Football

Snap Countdown for Bentley's Bernadeau



By Scott Souza/Daily News staff



While most NFL draft prospects will be glued to their television sets for the first day of the two-day proceedings Saturday, Mackenzy Bernadeau will be sitting in a Bentley College classroom. While the remainder of the second-day hopefuls will spend the next afternoon pacing their living rooms and sweating up a storm, the former Waltham High star lineman claims he'll be enjoying a family dinner just like he does most every Sunday.

``I am going to treat it as a pretty normal day,'' he vowed shortly after a workout in the Bentley weight room yesterday. ``I am going to try not to make it into a big thing. I want it to be a regular Sunday.''

While Bernadeau stressed that he is not going into the weekend with any expectations of where - or even if - he will be drafted, it will still likely be anything but a regular Sunday for the potential second-day selection hoping to become the first football player ever drafted out of Bentley.

Over the past few months, he has traveled to nine different NFL cities and has met with many coaches and personnel men, including several at the Boston College Pro Day. All the while, he has been trying to find time to study and do homework so he can graduate on time next month.

``It has been unreal,'' said the 2004 Waltham High graduate. ``The travel schedule was unbelievably crazy. Fortunately, I had teachers who were willing to work with me and help me out.''

Bernadeau said the draft countdown has actually been busier than expected. While he anticipated a lot of excitement with a few local workouts, an all-star game appearance and many hours in the weight room leading up to the draft, he said he didn't figure on this much travel while still trying to finish school.

``A lot of the kids I have met up with are Division I guys who were done (with college) in December because they are fifth-year guys,'' he said. ``But I was still in school. Now I am back and it's crunch time.''

Crunch time includes a seven-hour class on Saturday with an exam that should get going right around the time NFL commissioner Roger Goodell starts reading off names of the top picks.

``I have a final to take so I won't really be able to pick up the phone,'' he said of his ability to following the opening round of the draft. ``I will be a little anxious to see where everyone else is going, how many of the top lineman and guards are taken. Maybe I will have the phone on vibrate just in case anything happens.''

Bernadeau doesn't expect anything to happen until Day 2 starts on Sunday morning at the earliest. Whatever happens, he said he is hoping to go somewhere that provides the best chance for him to develop and fight for a job.

``I want to go to a team where there is a great staff,'' he said. ``I know I am going to have to be coached coming from a different level (Division II).''

With a 6-foot-4, 300-pound frame, the Division II All-America at guard could prove a tempting prospect that Bentley coach Peter Yetten believes will eventually produce great dividends.
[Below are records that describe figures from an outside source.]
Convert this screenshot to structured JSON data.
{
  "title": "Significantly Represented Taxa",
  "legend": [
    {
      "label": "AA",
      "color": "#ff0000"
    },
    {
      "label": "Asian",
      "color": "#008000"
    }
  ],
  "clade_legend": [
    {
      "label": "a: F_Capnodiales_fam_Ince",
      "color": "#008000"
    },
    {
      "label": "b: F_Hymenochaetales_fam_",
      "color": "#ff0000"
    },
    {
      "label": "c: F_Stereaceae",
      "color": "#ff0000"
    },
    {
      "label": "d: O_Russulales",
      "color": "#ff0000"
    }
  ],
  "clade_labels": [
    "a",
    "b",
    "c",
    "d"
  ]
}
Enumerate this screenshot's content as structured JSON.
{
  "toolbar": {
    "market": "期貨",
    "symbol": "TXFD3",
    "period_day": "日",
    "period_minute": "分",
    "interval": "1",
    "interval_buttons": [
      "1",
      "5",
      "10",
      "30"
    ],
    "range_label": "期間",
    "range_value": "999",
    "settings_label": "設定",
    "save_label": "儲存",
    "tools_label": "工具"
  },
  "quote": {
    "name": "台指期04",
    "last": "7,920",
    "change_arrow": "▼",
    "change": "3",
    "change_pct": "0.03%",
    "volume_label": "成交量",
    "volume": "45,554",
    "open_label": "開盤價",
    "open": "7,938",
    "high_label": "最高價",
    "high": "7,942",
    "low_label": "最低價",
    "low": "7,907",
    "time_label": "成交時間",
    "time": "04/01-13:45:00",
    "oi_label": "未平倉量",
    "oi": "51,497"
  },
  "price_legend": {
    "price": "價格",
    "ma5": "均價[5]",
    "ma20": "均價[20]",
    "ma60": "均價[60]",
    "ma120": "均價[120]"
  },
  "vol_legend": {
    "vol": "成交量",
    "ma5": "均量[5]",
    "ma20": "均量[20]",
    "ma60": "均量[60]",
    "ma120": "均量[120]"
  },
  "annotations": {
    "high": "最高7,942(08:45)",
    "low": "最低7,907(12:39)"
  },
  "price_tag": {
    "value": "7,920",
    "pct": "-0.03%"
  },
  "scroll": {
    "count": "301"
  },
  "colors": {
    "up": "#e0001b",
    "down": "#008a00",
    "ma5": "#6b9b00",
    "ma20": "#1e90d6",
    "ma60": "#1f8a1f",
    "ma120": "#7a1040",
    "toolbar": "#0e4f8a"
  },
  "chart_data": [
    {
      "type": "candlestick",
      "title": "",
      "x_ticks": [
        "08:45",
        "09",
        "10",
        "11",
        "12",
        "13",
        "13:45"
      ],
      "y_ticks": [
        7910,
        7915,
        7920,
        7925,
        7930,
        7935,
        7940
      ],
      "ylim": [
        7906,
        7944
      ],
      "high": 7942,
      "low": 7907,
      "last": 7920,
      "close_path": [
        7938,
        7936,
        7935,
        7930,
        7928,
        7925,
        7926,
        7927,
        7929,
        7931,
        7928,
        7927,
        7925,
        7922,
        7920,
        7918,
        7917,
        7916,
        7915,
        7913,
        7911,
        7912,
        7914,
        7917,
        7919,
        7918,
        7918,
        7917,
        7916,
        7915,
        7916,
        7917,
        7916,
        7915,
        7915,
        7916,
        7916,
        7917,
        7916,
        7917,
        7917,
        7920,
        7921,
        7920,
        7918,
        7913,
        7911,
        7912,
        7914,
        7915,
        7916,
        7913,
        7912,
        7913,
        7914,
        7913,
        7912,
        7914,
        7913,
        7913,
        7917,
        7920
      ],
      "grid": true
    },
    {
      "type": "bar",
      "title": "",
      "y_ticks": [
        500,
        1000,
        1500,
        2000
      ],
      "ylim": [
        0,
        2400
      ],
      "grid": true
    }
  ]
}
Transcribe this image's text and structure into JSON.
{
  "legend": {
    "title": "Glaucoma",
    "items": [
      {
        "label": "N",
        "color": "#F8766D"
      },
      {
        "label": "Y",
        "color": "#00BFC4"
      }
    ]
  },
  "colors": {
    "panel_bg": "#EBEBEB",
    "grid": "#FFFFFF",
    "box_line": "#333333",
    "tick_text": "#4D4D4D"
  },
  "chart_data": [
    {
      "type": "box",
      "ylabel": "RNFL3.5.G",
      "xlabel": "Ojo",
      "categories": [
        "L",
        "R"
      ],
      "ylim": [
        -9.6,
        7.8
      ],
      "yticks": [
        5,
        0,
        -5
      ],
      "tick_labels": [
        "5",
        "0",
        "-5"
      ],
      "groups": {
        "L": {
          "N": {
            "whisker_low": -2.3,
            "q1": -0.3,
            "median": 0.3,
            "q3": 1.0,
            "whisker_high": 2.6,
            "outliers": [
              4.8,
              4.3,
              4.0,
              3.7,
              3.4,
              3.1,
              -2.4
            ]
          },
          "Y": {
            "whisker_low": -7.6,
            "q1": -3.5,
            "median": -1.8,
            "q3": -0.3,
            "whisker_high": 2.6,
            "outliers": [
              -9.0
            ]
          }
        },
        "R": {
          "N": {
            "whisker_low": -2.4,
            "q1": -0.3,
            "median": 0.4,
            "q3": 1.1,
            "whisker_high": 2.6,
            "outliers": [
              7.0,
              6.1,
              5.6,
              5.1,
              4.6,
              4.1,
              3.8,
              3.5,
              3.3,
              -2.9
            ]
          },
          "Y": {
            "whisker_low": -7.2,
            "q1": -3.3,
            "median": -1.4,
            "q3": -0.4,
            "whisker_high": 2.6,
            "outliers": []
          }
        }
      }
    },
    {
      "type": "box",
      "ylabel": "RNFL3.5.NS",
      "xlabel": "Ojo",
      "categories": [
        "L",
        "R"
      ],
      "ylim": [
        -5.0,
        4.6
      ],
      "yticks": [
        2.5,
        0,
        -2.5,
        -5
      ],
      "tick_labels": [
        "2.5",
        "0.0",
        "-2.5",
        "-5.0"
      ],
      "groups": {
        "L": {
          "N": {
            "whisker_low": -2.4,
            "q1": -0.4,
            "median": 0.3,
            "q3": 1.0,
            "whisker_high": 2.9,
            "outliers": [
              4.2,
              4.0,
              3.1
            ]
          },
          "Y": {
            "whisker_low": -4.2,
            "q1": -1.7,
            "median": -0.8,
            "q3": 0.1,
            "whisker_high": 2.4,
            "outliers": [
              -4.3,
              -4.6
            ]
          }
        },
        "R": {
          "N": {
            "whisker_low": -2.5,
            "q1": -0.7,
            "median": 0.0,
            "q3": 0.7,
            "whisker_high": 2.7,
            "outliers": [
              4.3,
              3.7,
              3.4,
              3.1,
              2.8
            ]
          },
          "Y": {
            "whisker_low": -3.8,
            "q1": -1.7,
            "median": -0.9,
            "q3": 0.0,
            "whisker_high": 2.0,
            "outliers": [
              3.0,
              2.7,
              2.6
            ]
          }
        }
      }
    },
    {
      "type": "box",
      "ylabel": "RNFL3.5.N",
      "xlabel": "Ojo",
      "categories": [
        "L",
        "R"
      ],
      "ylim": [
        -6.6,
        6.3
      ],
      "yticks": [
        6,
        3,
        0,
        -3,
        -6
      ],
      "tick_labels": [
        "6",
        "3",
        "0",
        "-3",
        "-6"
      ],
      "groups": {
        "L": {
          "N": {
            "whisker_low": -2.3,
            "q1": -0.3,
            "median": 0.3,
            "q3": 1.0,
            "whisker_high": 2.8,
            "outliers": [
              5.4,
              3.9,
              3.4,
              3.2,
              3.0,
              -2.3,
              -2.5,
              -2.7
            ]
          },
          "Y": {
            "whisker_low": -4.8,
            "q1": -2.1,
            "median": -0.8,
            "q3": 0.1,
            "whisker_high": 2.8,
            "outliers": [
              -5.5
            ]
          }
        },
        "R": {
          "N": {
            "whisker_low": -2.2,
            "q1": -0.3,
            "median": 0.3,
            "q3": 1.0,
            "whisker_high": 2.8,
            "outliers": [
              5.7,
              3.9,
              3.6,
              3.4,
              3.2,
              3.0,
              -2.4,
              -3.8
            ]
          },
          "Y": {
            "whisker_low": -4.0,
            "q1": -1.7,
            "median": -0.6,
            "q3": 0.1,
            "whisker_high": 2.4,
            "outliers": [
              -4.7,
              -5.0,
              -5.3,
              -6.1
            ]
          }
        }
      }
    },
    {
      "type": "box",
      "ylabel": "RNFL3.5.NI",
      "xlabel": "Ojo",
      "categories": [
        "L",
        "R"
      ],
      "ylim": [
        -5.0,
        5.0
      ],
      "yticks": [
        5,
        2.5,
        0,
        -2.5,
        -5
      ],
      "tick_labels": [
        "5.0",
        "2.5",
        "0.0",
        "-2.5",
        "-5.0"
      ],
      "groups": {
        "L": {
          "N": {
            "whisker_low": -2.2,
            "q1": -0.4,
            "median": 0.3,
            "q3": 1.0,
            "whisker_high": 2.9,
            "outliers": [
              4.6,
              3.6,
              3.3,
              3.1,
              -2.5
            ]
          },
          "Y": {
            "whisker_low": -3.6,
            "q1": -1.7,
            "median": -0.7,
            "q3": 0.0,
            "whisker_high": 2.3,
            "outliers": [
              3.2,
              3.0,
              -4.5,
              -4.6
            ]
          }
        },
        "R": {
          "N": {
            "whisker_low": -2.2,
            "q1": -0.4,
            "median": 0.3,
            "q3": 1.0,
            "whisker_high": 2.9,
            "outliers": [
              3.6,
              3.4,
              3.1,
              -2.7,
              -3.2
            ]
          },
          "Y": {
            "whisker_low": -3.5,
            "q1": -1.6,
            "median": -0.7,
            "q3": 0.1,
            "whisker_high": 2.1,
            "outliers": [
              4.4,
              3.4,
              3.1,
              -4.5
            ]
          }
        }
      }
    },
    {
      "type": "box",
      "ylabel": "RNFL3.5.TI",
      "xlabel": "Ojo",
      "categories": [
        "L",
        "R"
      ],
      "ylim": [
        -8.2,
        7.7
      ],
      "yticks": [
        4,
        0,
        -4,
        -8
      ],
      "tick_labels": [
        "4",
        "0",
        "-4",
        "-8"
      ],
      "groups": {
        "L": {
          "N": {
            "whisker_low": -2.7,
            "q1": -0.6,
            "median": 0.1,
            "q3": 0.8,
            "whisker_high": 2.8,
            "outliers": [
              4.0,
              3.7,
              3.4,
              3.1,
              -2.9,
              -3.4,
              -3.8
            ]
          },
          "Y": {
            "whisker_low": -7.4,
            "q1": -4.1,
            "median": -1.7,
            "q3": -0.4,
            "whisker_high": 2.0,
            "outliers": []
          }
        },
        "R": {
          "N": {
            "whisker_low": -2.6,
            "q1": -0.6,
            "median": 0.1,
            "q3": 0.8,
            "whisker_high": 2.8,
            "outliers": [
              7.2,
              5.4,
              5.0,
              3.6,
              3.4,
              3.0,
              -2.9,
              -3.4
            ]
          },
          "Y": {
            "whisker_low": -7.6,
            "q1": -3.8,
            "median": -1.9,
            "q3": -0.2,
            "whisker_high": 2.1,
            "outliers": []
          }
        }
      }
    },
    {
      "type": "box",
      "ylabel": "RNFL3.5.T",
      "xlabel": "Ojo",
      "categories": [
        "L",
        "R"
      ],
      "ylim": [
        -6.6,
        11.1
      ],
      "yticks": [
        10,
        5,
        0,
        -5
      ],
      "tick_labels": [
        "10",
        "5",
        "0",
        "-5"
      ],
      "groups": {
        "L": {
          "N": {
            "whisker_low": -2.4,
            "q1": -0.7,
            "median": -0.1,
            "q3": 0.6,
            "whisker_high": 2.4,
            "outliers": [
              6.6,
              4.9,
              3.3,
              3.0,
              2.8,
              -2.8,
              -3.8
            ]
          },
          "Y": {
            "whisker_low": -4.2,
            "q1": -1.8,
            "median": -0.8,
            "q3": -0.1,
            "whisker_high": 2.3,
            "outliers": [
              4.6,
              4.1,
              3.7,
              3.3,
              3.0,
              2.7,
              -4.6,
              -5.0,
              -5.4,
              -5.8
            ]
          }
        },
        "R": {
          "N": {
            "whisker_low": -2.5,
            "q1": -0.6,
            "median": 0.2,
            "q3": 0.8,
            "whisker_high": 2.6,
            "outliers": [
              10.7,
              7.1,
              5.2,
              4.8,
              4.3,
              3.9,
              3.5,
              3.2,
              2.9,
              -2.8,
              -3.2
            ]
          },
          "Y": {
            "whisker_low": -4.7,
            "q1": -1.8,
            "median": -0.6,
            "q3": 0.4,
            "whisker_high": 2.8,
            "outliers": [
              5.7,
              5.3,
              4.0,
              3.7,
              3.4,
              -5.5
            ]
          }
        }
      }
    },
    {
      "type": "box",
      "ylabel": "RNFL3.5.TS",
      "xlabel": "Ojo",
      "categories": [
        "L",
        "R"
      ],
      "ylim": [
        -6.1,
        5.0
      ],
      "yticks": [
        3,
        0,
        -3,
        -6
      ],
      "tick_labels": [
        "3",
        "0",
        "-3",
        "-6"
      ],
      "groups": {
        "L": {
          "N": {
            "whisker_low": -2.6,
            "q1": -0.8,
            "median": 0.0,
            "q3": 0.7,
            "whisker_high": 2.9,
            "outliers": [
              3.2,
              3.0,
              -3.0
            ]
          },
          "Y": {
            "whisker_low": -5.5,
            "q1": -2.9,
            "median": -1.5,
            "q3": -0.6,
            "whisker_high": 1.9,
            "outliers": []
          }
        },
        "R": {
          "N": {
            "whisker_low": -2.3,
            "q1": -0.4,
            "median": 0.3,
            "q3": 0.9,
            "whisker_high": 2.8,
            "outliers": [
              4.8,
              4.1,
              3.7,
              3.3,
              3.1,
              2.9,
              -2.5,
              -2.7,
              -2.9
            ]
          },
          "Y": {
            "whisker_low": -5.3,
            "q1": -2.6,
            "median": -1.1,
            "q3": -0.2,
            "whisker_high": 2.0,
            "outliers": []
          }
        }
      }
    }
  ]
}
``He has the size and he has what it takes,'' Yetten determined. ``He just needs to get into a program and have some of those old NFL coaches teach him some new tricks.

``If he can get a roster spot, and get time with a coaching staff willing to develop him, then he can stick around (in the NFL) for a while,'' he added. ``I think a lot of people in Waltham are going to be surprised with what he is able to do.''

Bernadeau said he has tried to stay away from the myriad Web sites that break down every conceivable pick and try to forecast when he'll be drafted and where he'll go.

``My friends look at them and try to tell me about them more than anything else,'' he claimed. ``You definitely get curious, but I don't want to know what they say, really. The whole draft is so unpredictable. I don't think anyone knows what's going to happen.''

Among the features on those sites - more than one of which has listed Bernadeau as a potential late-round sleeper - are a player's strengths and weaknesses.

After dominating the Northeast-10 Conference as a four-year starter, he is used to folks telling him about his strengths. If anything, he said he is more interested in what are his perceived weaknesses.

``In every visit, and every coach I talk to, I ask what they think is my biggest weakness,'' he said. ``That way I can work on it and come mini-camp I will be better.''

Bernadeau declined to reveal exactly what weaknesses he's been specifically addressing other than to say that he has been doing a lot of strength and conditioning work in recent weeks.

As well as schoolwork. With all the scouts gone from the Bentley campus, and the last of the pre-draft traveling done, he has been using some of those studies to keep his mind off what should be the biggest weekend of his football career.

At least, the biggest weekend so far.